Sam was slipping away into his golden bubble now, his breathing slowing and his eyes half closing.
Frustrated tears welled in Flora’s eyes, but she blinked them back. “Sam, you must stop that.”
“I can’t,” he said, in a small voice.
“Then you must see a doctor.” Suddenly this seemed the best idea she’d ever had, and she brightened. “Will you see a doctor while we’re up here? If you promise to, I’ll write to Father and tell him we’re going to stay. Until Christmas in June.”
He waved her away. “Yes. Yes, if that’s what it takes. You arrange it.”
A small ray of hope lit her heart. “Consider it done,” she said, then left him lying on the bed. As she closed the door behind her she saw that the same chambermaid had moved farther up the hall. Again, she eyed Flora curiously, perhaps wondering what she was doing on the men’s floor. Flora raised her chin and refusedto make eye contact as she strode past. Now she had to give Tony the news that she was staying five more weeks. He wasn’t going to like it.
* * *
Flora eventually found Tony at the tennis court, in a leisurely doubles game with Vincent, Harry, and Sweetie (the latter, a hulking thug of a man, was so named for his habit of calling every woman he met “sweetie”). She stood for a while watching. Their white clothes were dazzling against the green tennis court, and they laughed and shouted merrily to each other. Tony and his friends were so different from Sam. They were men who readily understood the world, and made it spin with casual, confident hands. Sam was a cipher in the margins, pale and rose-cheeked, with hair and eyes darker even than Tony’s. Sam had ever been a strange boy: fey and somehow bewildered.Since the moment he had come into the world, Flora had been compelled to look after him—both by her parents, who had little time for children, and by her own heart, which loved him immeasurably and fearfully.
By contrast, here was Tony, all gleaming olive skin and well-muscled forearms, banging the tennis ball about with his dark hair flopping forth over his eyes. How her heart had stung when she’d first seen him. Handsome and worldly, the heir to his grandfather’s shipping business, Tony was all charm and poise. Flora loved him, loved him madly. It was the idea of marriage she was not enamored of. Not yet.
He still hadn’t acknowledged her presence, so she tried a wave; it was Vincent who held his serve and said, “Tony, you can’t ignore her forever.”
Was that what he was doing? Ignoring her? Well, she could withstand that. Wounded pride was for fussy women.
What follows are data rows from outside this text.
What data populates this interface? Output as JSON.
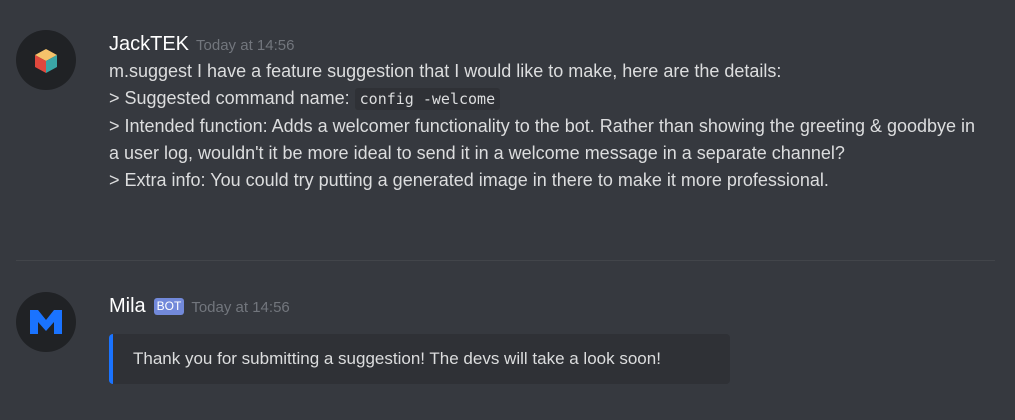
{
  "messages": [
    {
      "author": "JackTEK",
      "timestamp": "Today at 14:56",
      "avatar_icon": "colored-cube-icon",
      "lines": {
        "line1": "m.suggest I have a feature suggestion that I would like to make, here are the details:",
        "line2_prefix": "> Suggested command name: ",
        "line2_code": "config -welcome",
        "line3": "> Intended function: Adds a welcomer functionality to the bot. Rather than showing the greeting & goodbye in a user log, wouldn't it be more ideal to send it in a welcome message in a separate channel?",
        "line4": "> Extra info: You could try putting a generated image in there to make it more professional."
      }
    },
    {
      "author": "Mila",
      "bot_tag": "BOT",
      "timestamp": "Today at 14:56",
      "avatar_icon": "mila-m-logo-icon",
      "embed_text": "Thank you for submitting a suggestion! The devs will take a look soon!",
      "embed_color": "#1a73ff"
    }
  ],
  "colors": {
    "background": "#36393f",
    "username": "#ffffff",
    "timestamp": "#72767d",
    "bot_tag": "#7289da",
    "embed_background": "#2f3136"
  }
}
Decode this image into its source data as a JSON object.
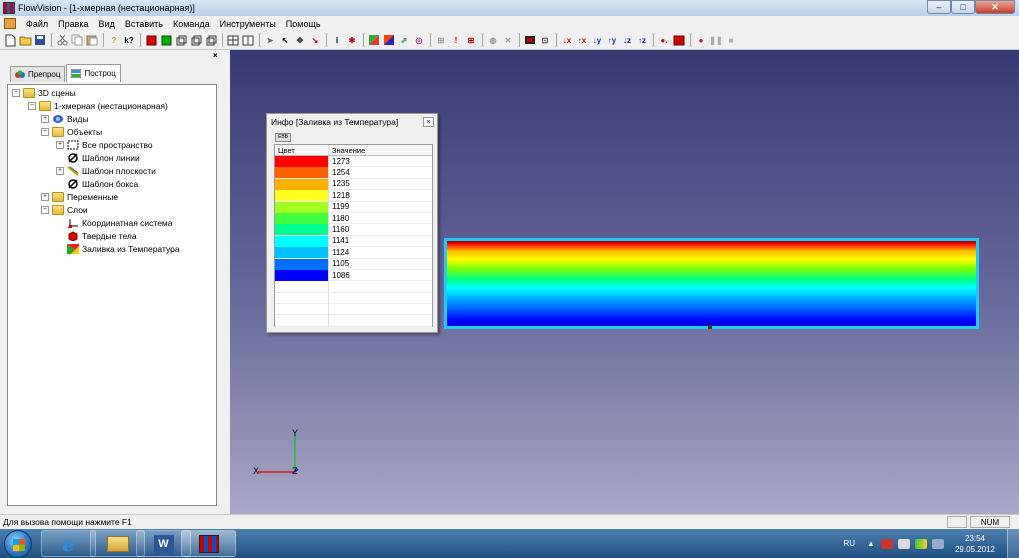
{
  "window": {
    "title": "FlowVision - [1-хмерная (нестационарная)]",
    "min_label": "–",
    "max_label": "□",
    "close_label": "✕"
  },
  "menu": [
    "Файл",
    "Правка",
    "Вид",
    "Вставить",
    "Команда",
    "Инструменты",
    "Помощь"
  ],
  "mdi_buttons": [
    "–",
    "▫",
    "✕"
  ],
  "left_panel": {
    "close_label": "×",
    "tabs": [
      {
        "label": "Препроц",
        "active": false
      },
      {
        "label": "Построц",
        "active": true
      }
    ]
  },
  "tree": [
    {
      "label": "3D сцены",
      "expander": "−",
      "icon": "folder-icon"
    },
    {
      "label": "1-хмерная (нестационарная)",
      "expander": "−",
      "icon": "folder-icon"
    },
    {
      "label": "Виды",
      "expander": "+",
      "icon": "views-icon"
    },
    {
      "label": "Объекты",
      "expander": "−",
      "icon": "folder-icon"
    },
    {
      "label": "Все пространство",
      "expander": "+",
      "icon": "space-icon"
    },
    {
      "label": "Шаблон линии",
      "expander": "",
      "icon": "line-template-icon"
    },
    {
      "label": "Шаблон плоскости",
      "expander": "+",
      "icon": "plane-template-icon"
    },
    {
      "label": "Шаблон бокса",
      "expander": "",
      "icon": "box-template-icon"
    },
    {
      "label": "Переменные",
      "expander": "+",
      "icon": "folder-icon"
    },
    {
      "label": "Слои",
      "expander": "−",
      "icon": "folder-icon"
    },
    {
      "label": "Координатная система",
      "expander": "",
      "icon": "axes-icon"
    },
    {
      "label": "Твердые тела",
      "expander": "",
      "icon": "solid-icon"
    },
    {
      "label": "Заливка из Температура",
      "expander": "",
      "icon": "fill-icon"
    }
  ],
  "info_window": {
    "title": "Инфо [Заливка из Температура]",
    "close_label": "×",
    "tool_label": "ЕВВ",
    "col_color": "Цвет",
    "col_value": "Значение",
    "rows": [
      {
        "color": "#ff0000",
        "value": "1273"
      },
      {
        "color": "#ff6000",
        "value": "1254"
      },
      {
        "color": "#ffb000",
        "value": "1235"
      },
      {
        "color": "#ffff20",
        "value": "1218"
      },
      {
        "color": "#a0ff20",
        "value": "1199"
      },
      {
        "color": "#40ff40",
        "value": "1180"
      },
      {
        "color": "#00ff90",
        "value": "1160"
      },
      {
        "color": "#00ffff",
        "value": "1141"
      },
      {
        "color": "#00c0ff",
        "value": "1124"
      },
      {
        "color": "#0070ff",
        "value": "1105"
      },
      {
        "color": "#0000ff",
        "value": "1086"
      }
    ]
  },
  "axes": {
    "y": "Y",
    "x": "X",
    "z": "Z"
  },
  "status": {
    "text": "Для вызова помощи нажмите F1",
    "num": "NUM"
  },
  "taskbar": {
    "lang": "RU",
    "time": "23:54",
    "date": "29.05.2012",
    "ie_label": "e",
    "word_label": "W"
  },
  "colors": {
    "bar_outline": "#1ecdf3",
    "viewport_top": "#3a3973",
    "viewport_bottom": "#a8a8c7"
  }
}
He turned and she waved again, then called, “I have to speak to you.”
“Go,” said Vincent, always the kindest of Tony’s entourage. “We’ll meet you in the coffeehouse later.”
Tony handed his racquet to Sweetie and came to take Flora’s arm. “Come on, Florrie. Let’s take in the view.”
The tennis court was on the edge of the escarpment, and they walked across it towards the gleaming white stone fence that lined the boundary of the hotel gardens. When Flora was sure they were out of earshot of his friends, she said, “Sam isn’t going.”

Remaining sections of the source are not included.